The dangerouslyDisableSandbox parameter exists in the code but is deliberately excluded from the tool schema sent to the model. The AI literally cannot ask for it.
What the architecture reveals
Three patterns repeat across these 512,000 lines.
The first is that autonomy is the destination. KAIROS, the sleep/wake cycle, scheduled tasks, push notifications, the assistant daemon, all of it points toward an AI that works independently and reports back, rather than waiting for instructions.
The second is that granting autonomy to an agent that executes shell commands is genuinely dangerous, and the team knows it.
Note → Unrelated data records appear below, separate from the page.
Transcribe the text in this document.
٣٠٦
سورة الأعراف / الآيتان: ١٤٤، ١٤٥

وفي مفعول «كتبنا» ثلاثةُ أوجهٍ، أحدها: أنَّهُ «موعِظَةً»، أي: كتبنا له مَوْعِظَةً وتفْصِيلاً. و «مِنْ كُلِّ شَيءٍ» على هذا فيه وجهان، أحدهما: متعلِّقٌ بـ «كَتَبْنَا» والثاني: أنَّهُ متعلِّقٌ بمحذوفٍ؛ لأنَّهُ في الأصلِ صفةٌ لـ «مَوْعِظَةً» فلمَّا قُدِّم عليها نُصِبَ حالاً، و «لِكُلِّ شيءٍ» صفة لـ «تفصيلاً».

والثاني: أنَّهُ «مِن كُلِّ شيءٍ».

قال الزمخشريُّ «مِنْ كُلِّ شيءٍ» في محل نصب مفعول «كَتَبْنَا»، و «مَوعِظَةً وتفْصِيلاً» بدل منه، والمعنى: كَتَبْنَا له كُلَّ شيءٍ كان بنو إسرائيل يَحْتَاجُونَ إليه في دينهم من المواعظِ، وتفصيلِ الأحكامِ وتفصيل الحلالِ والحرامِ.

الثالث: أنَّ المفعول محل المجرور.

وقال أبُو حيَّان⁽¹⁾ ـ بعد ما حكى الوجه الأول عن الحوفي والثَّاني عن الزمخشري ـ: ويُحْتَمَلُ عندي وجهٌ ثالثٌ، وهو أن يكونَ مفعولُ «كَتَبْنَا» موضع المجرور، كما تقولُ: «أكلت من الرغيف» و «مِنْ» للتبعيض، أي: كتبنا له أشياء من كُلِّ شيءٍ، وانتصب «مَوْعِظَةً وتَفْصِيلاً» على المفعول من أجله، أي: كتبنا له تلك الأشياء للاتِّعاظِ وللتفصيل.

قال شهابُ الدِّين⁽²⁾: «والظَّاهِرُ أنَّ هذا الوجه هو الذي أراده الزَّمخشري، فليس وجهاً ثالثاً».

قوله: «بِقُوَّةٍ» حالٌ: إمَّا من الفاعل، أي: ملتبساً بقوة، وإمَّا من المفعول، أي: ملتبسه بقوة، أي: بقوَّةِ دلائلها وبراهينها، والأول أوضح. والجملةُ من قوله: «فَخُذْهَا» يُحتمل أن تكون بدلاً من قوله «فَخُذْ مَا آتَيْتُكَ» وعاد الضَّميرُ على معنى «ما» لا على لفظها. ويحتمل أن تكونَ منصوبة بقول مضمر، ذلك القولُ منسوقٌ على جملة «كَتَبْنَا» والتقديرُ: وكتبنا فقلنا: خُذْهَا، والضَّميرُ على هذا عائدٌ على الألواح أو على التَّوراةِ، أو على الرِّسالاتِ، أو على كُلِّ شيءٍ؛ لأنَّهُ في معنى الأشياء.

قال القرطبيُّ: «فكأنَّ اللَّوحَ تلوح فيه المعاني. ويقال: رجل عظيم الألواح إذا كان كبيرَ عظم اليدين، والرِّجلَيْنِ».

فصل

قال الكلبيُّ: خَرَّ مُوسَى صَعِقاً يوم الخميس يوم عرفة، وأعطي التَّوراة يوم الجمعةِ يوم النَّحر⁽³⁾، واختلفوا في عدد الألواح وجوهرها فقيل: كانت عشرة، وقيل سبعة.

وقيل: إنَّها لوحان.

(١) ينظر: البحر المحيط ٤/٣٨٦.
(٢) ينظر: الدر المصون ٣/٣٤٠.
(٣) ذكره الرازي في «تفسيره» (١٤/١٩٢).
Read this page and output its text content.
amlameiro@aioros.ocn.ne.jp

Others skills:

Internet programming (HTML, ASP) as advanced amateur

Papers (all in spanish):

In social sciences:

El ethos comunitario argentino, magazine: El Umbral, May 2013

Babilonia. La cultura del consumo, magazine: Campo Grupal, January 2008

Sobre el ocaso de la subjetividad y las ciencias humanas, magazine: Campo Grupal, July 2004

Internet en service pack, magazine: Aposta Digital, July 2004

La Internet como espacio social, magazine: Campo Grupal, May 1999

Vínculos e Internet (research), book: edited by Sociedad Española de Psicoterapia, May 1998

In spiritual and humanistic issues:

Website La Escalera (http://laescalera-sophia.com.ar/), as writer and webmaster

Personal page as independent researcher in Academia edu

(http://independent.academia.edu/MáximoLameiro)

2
Seven permission modes, ML-based safety classifiers, a four-way approval race, and a flag literally named "dangerously" are the marks of engineers who understand what can go wrong.
The third is that behind the enterprise architecture and security infrastructure, there are people who named their project after a trickster spirit, called memory consolidation "dreaming," and hid a tiny duck hat in the companion cosmetics. That sensibility, building serious tools without taking yourself too seriously, might be the most important thing the source code reveals about Anthropic's engineering culture.
If you use Claude Code, pay attention to feature-flagged capabilities like KAIROS and assistant mode, because they hint at a near-future shift from chat-based help to always-on, event-triggered automation. Treat repository trust and permissions as first-class concerns—autonomous agents are powerful, but they increase the blast radius of a compromised project. You can also adopt the same patterns in your own tooling: schedule-driven workflows, persistent state, and periodic “memory consolidation” (summaries, durable notes, pruning) to keep long projects manageable as context grows.